Well, not really at all. These are my Outer Limits cards. The originals from 1965 or so. But first, the night. The Monday readings are somewhat split in two, and today there were no readings at all. I spent time talking with Mike about DC Comics and when the first Julie, Darci, and Becky showed, we just talked in a surprisingly empty room. I was in the bathroom when a girl opened the door, luckily it wasn't a scene from FAST TIMES AT RIDGEMONT HIGH. Oh, and I found an ad in FILMFAX for the old Diver Dan shows that aired on Ray Rayner. It was surprisingly warm up north but fairly chilly, so my hands are curled up like crab hands or whatever crabs have. First night of gloves for me. Rare for October. Hardly any cars on the rainy streets, neither on Cicero OR 87th, and it was very, very quiet out. No wind to hit the leaves and make them fall. Silent like a winter night when you can hear your footsteps on an inch of snow like erasers hitting a blackboard.
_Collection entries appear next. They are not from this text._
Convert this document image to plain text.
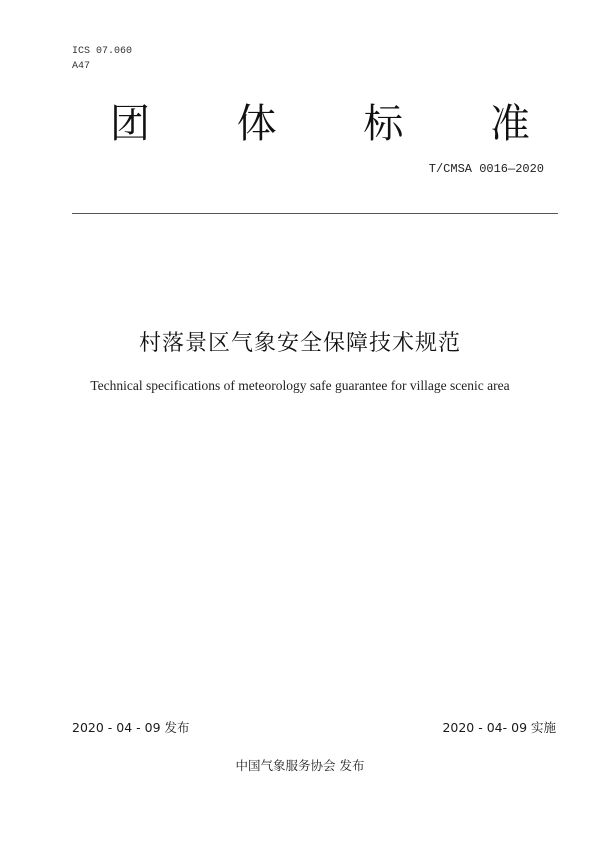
ICS 07.060
A47
团 体 标 准
T/CMSA 0016—2020
村落景区气象安全保障技术规范
Technical specifications of meteorology safe guarantee for village scenic area
2020 - 04 - 09 发布	2020 - 04- 09 实施
中国气象服务协会 发布
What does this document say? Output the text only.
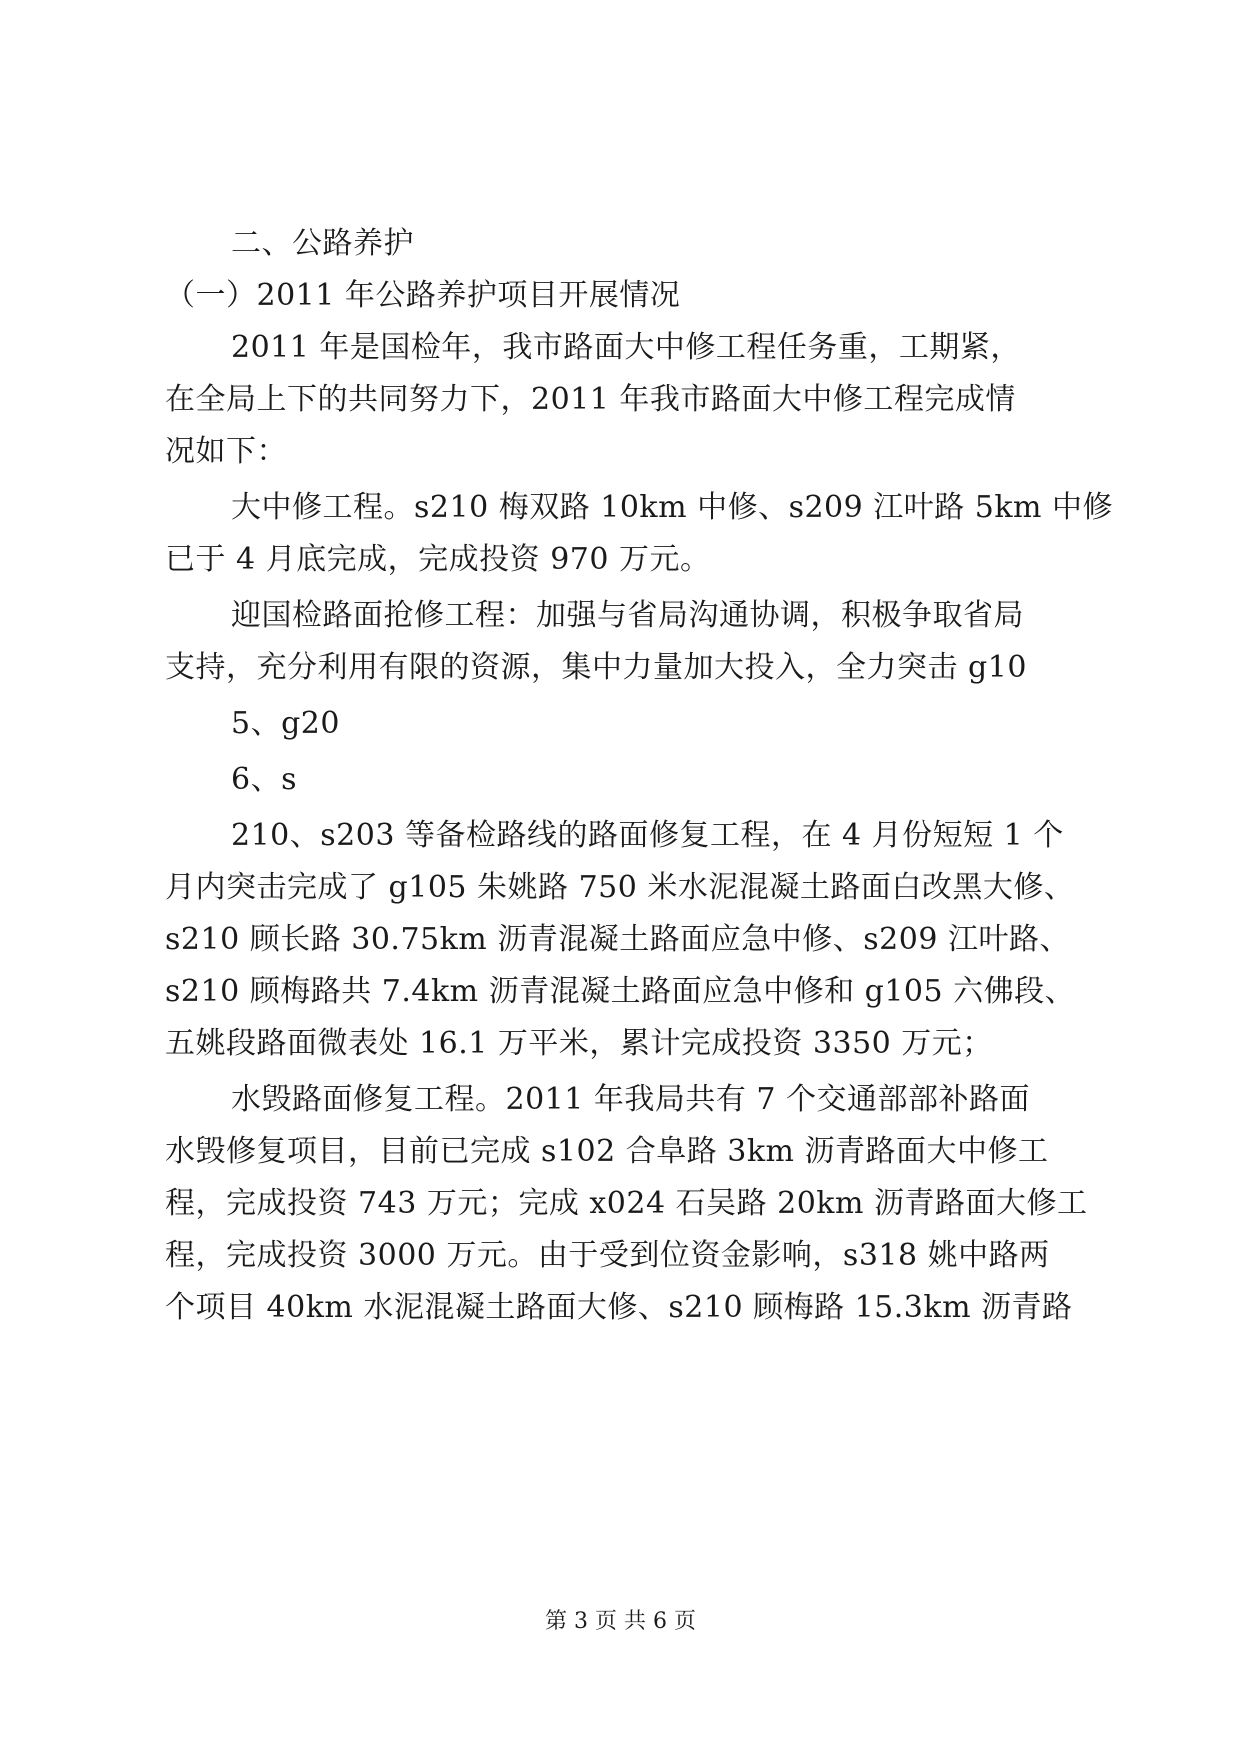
二、公路养护
（一）2011 年公路养护项目开展情况
2011 年是国检年，我市路面大中修工程任务重，工期紧，
在全局上下的共同努力下，2011 年我市路面大中修工程完成情
况如下：
大中修工程。s210 梅双路 10km 中修、s209 江叶路 5km 中修
已于 4 月底完成，完成投资 970 万元。
迎国检路面抢修工程：加强与省局沟通协调，积极争取省局
支持，充分利用有限的资源，集中力量加大投入，全力突击 g10
5、g20
6、s
210、s203 等备检路线的路面修复工程，在 4 月份短短 1 个
月内突击完成了 g105 朱姚路 750 米水泥混凝土路面白改黑大修、
s210 顾长路 30.75km 沥青混凝土路面应急中修、s209 江叶路、
s210 顾梅路共 7.4km 沥青混凝土路面应急中修和 g105 六佛段、
五姚段路面微表处 16.1 万平米，累计完成投资 3350 万元；
水毁路面修复工程。2011 年我局共有 7 个交通部部补路面
水毁修复项目，目前已完成 s102 合阜路 3km 沥青路面大中修工
程，完成投资 743 万元；完成 x024 石吴路 20km 沥青路面大修工
程，完成投资 3000 万元。由于受到位资金影响，s318 姚中路两
个项目 40km 水泥混凝土路面大修、s210 顾梅路 15.3km 沥青路
第 3 页 共 6 页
I love the face on The Thing From Mercury, but could care less about the medallion. Maybe they have have Scientology on other planets, I dunno. But I ALWAYS wanted me one of those masks, if they ever had them made. Television Terror was, I believe, the first episode. Cliff Robertson hangs out at this scientist's pad, the guy built what he thought would be, well, it was like an ant form with the supposed atmosphere for a planet circling Wolf 359. I think this is why the episode stuck with me, the name of the star. Certainly not obscure, it is about 14 light years away, but for me, just plain cool that they didn't just make up a star like they did on STAR TREK. Captain's Log, Stardate 1111.11, we are circling the star Proxima Batshit X-3, etc. etc. Well, actually this WAS the first episode, this is card #1. This silicon being comes out of a TV and wanders a deserted street, lots of leaves and scary reflections in business windows. Robertson gets rid of it by turning the TV off.

I believe The Man From The Future (#11) was played by David McCallum. He tells everyone about an atomic war and vanishes, then the world leaders all shake hands. This was way before suicide bombers. Another dude from Mercury, this one wearing a hip, mohair sweater. I have NO idea who or what Jelly Man is, maybe for the better.
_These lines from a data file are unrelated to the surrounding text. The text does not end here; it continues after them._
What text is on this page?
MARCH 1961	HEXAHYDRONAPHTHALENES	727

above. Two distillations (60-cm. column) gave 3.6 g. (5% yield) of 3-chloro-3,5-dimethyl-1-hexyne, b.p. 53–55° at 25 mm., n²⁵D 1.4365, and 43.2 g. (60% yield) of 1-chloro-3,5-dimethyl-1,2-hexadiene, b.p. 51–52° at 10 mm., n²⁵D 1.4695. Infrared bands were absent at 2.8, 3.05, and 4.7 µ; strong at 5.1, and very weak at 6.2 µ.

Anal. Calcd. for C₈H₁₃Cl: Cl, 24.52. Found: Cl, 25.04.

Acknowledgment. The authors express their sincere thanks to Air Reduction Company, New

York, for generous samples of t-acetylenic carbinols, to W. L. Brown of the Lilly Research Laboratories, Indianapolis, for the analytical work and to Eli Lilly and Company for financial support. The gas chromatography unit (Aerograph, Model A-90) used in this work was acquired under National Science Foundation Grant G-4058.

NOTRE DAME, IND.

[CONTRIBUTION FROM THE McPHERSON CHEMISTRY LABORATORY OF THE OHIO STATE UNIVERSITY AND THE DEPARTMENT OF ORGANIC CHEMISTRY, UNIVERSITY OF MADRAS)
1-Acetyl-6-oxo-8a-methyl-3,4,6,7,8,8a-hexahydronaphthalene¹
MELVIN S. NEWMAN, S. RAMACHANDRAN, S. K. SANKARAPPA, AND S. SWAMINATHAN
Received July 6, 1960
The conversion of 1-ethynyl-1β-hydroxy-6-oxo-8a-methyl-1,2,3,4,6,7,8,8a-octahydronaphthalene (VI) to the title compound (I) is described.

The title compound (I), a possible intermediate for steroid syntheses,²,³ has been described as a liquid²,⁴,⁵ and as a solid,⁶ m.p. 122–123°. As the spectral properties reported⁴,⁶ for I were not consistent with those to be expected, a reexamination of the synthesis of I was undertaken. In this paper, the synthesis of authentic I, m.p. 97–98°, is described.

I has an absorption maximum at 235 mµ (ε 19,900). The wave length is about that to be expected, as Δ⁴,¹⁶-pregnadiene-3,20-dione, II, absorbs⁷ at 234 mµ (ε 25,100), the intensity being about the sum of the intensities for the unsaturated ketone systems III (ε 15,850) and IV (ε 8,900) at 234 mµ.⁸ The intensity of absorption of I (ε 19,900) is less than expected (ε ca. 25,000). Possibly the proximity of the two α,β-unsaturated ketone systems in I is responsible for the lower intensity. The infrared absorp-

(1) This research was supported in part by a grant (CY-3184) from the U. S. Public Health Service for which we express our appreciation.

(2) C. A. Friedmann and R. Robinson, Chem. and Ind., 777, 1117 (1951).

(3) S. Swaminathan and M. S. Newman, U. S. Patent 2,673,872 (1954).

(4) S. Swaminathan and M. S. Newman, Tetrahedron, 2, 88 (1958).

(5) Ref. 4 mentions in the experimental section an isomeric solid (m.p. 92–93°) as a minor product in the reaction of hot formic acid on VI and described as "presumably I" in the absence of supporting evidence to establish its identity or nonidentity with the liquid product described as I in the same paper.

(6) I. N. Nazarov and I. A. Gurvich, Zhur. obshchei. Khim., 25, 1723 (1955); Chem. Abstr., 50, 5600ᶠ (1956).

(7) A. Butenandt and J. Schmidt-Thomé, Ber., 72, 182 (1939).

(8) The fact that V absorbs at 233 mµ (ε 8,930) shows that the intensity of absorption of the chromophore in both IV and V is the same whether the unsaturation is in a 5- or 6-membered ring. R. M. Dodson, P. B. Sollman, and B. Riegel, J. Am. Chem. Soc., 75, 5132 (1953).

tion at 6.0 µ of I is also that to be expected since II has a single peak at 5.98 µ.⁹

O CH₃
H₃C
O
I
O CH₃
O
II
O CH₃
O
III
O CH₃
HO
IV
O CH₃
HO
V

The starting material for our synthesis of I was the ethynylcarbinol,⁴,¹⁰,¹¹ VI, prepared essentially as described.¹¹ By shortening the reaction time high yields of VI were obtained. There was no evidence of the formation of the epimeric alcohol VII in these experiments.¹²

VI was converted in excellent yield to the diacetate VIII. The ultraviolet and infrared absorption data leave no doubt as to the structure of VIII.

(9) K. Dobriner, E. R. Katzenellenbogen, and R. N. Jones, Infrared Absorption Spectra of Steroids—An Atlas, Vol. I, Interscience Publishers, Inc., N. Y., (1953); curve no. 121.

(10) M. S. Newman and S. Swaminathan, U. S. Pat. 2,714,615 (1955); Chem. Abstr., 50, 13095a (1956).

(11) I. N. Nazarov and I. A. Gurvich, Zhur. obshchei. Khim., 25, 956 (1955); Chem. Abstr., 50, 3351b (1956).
I end this with what is both the coolest episode name as well as the far-outedness of the bugs with little Abe Vigoda-like faces. The Xanthi Misfits, how about that for a name? Bruce Dern wanders in the desert after his car breakss down, his girl staying behind. We see this spaceship land and the silhouette of these guys looking out a viewscreen at Dern pretty much getting paid for stumbling around in a circle. We all see the Abe Vigoda bugs in the very last scene. But I absolutely love that name...The Xanthi Misfits. Someone had their thinking cap on that day.